Didn't end up with any fish, just a bunch of small snails and some mithrax crabs and peppermint shrimp (which do a remarkable cleaning job in the couple weeks they've been in there.)

One of the live rocks sprouted two of what I thought was some kind of blue flower, but after some internet searching appear to be blue "feather duster" worms. Apparently these things need to be fed brine shrimp, so I'm wondering how they lived this long and why they just now appeared. Pretty cool that something so colorful appeared out of nowhere.
 
I like to feed my feather dusters (blue sounds like a Christmas tree worm - always wanted some of those but they typically live in porites and you need to keep THAT alive to keep the worms happy) Cyclop-eeze (frozen not dried :mrgreen:). It is an all around good food for any reef tank and low on the pollution end.
 
I was debating about christmas tree worm but structurally it looks more like a feather duster... it's color does look like the christmas tree guys though. The rock is actually shaped much like a porite coral (knobs and branches) but is clearly not... maybe a very long dead porite? Not sure how that stuff works, the rock is very porous too so something that died and calcified would make sense (it is softer than the other rocks).
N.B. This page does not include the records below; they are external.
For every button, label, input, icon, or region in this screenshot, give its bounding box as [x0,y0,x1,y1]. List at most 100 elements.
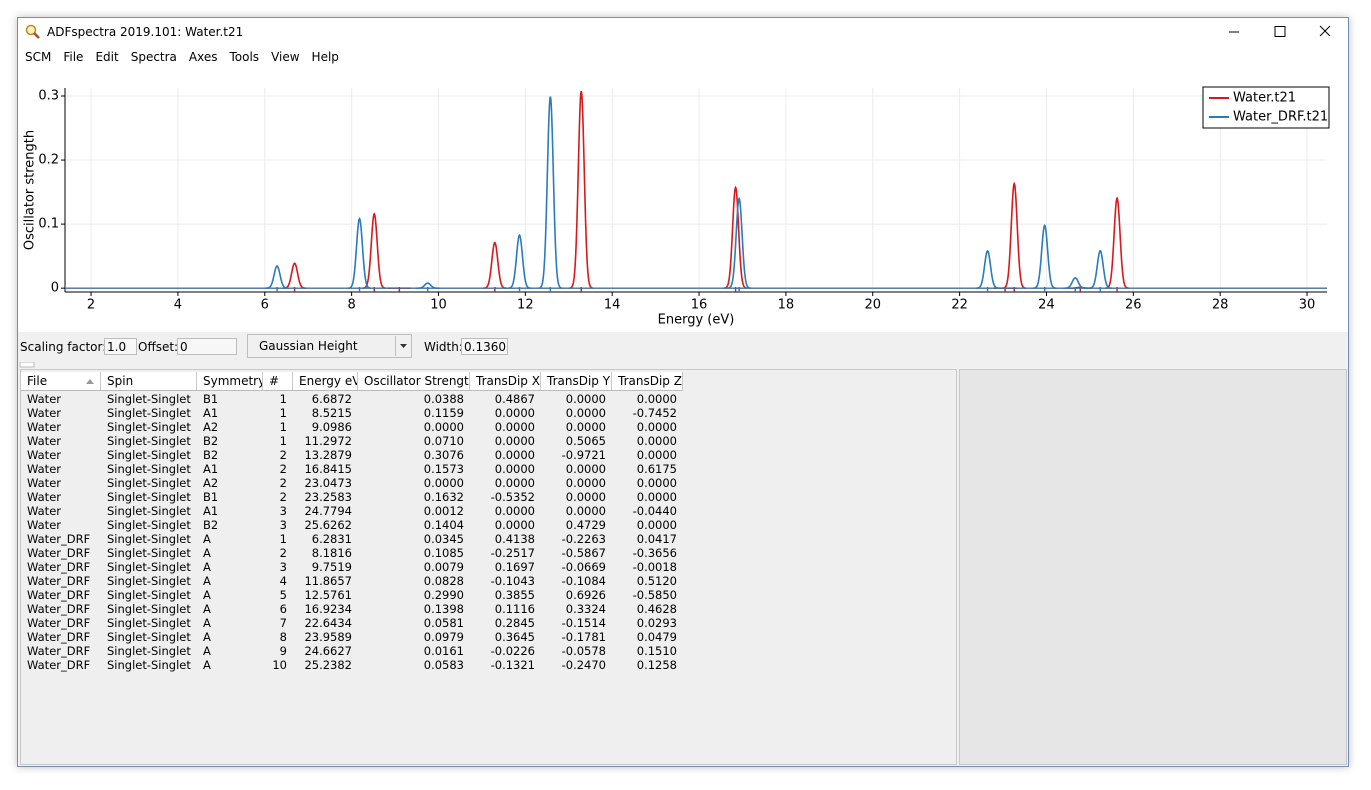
table-cell: 0.0345 [423,532,464,546]
table-cell: 8.1816 [311,546,352,560]
table-cell: 0.0000 [494,406,535,420]
table-cell: 0.0979 [423,630,464,644]
table-cell: Singlet-Singlet [107,588,191,602]
peak [265,265,289,289]
table-cell: A [203,658,211,672]
table-cell: Water_DRF [27,630,91,644]
dropdown-arrow[interactable] [395,334,412,358]
table-cell: 0.0417 [636,532,677,546]
table-cell: Singlet-Singlet [107,532,191,546]
table-cell: 0.0000 [636,490,677,504]
table-cell: 0.3076 [423,448,464,462]
column-header[interactable]: Spin [101,372,197,391]
column-header[interactable]: Symmetry [197,372,263,391]
splitter-handle[interactable] [18,362,38,370]
table-cell: 0.0479 [636,630,677,644]
table-cell: 0.1398 [423,602,464,616]
menu-item[interactable]: SCM [25,49,52,64]
table-cell: -0.5352 [490,490,535,504]
table-cell: Singlet-Singlet [107,392,191,406]
peak [507,233,532,289]
table-cell: 0.4138 [494,532,535,546]
table-cell: 6 [279,602,287,616]
menu-item[interactable]: Spectra [130,49,177,64]
menu-item[interactable]: Help [311,49,339,64]
table-cell: 25.2382 [304,658,352,672]
table-cell: 0.1404 [423,518,464,532]
table-cell: 0.0000 [494,476,535,490]
width-label: Width: [424,340,463,354]
table-cell: 0.1573 [423,462,464,476]
width-input[interactable]: 0.13605 [461,338,508,355]
column-header[interactable]: # [263,372,293,391]
table-cell: 3 [279,504,287,518]
table-cell: 0.0161 [423,644,464,658]
table-cell: 22.6434 [304,616,352,630]
peak [415,282,440,289]
controls-bar: Scaling factor: 1.0 Offset: 0 Gaussian H… [18,332,1348,362]
table-cell: Singlet-Singlet [107,518,191,532]
menu-item[interactable]: Axes [188,49,218,64]
x-tick-label: 22 [951,298,968,313]
y-tick-label: 0 [51,281,59,296]
table-cell: 0.0828 [423,574,464,588]
menu-item[interactable]: View [271,49,300,64]
table-cell: Water_DRF [27,560,91,574]
table-cell: 9.7519 [311,560,352,574]
table-cell: 0.0583 [423,658,464,672]
table-cell: Singlet-Singlet [107,476,191,490]
column-header[interactable]: TransDip Z [612,372,683,391]
column-header[interactable]: Energy eV [293,372,358,391]
table-cell: 23.0473 [304,476,352,490]
peak [362,212,387,289]
table-cell: 0.1159 [423,406,464,420]
window-buttons[interactable] [1223,18,1348,46]
menu-item[interactable]: Edit [95,49,119,64]
table-cell: 0.0000 [636,476,677,490]
column-header[interactable]: File [21,372,101,391]
scaling-input[interactable]: 1.0 [104,338,137,355]
window-title: ADFspectra 2019.101: Water.t21 [47,25,244,39]
table-cell: A2 [203,420,219,434]
table-cell: 0.0000 [423,476,464,490]
legend-box [1202,86,1330,129]
table-cell: A2 [203,476,219,490]
table-cell: A1 [203,462,219,476]
table-cell: -0.5850 [632,588,677,602]
y-tick-label: 0.1 [38,217,59,232]
table-cell: Water [27,518,61,532]
scaling-label: Scaling factor: [20,340,107,354]
x-tick-label: 8 [347,298,355,313]
table-cell: 0.6175 [636,462,677,476]
column-header[interactable]: TransDip Y [541,372,612,391]
table-cell: 0.0000 [494,448,535,462]
table-cell: A [203,546,211,560]
table-cell: B1 [203,490,219,504]
close[interactable] [1319,25,1331,37]
maximize[interactable] [1274,26,1286,37]
table-cell: 0.3324 [565,602,606,616]
table-cell: Singlet-Singlet [107,658,191,672]
table-cell: 0.1697 [494,560,535,574]
peak [1002,181,1027,289]
table-cell: A [203,574,211,588]
table-cell: -0.0018 [632,560,677,574]
x-tick-label: 12 [517,298,534,313]
table-cell: 24.6627 [304,644,352,658]
table-cell: 0.0012 [423,504,464,518]
column-header[interactable]: TransDip X [470,372,541,391]
table-cell: Singlet-Singlet [107,448,191,462]
table-cell: 0.0000 [494,462,535,476]
menu-bar: SCM File Edit Spectra Axes Tools View Help [18,46,1348,67]
peak [727,196,751,289]
offset-input[interactable]: 0 [177,338,237,355]
table-cell: 1 [279,406,287,420]
title-bar: ADFspectra 2019.101: Water.t21 [18,18,1348,46]
menu-item[interactable]: Tools [229,49,260,64]
column-header[interactable]: Oscillator Strength [358,372,470,391]
table-cell: 0.1085 [423,546,464,560]
menu-item[interactable]: File [63,49,84,64]
x-tick-label: 26 [1125,298,1142,313]
table-cell: -0.2517 [490,546,535,560]
mode-dropdown[interactable]: Gaussian Height [247,334,412,358]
I think I'll try feeding it, as it is in the smaller tank which is inhabited by nothing but water, sand, and rocks... it's way too cool looking to let it starve.
 
So the tank has cycled now for 2 months this coming weekend, ammonia and nitrite have not shown on a water test in 6 weeks, and the nitrates have been consistent around 10ppm for 3-4 weeks. I think I'll start looking around for availability... something needs to let the peppermint shrimp know they don't run the place. Will Shrimp pester an octopus? I watched one kill one of the cleanup crabs (I was both impressed and surprised).
 
Peps can be very aggressive and will gang up on small creatures even if they are not ailing. I prefer to keep only one in an aquarium (but I like to keep one as they do a fair job of eating new aptasia - not large ones though). The collector I do webwork for has seen them team up on, kill and consume convict fish. Octos will eat them if they can catch them and a pesky one won't be around long. I had two in the tank before Beldar came (there was nothing for them to bother in the tank and I needed aptasia help) and one got too curious, the other stays well away and I can tell if Beldar decides to come through an opening where it is hanging out (swaying) because it will flee two seconds before the arms appear.

A more mature tank would be desirable even though your readings are stable.
 
I'm going on the assumption it'll probably still be (at least) a few weeks to locate and have it shipped... so said the local fish store guy anyway.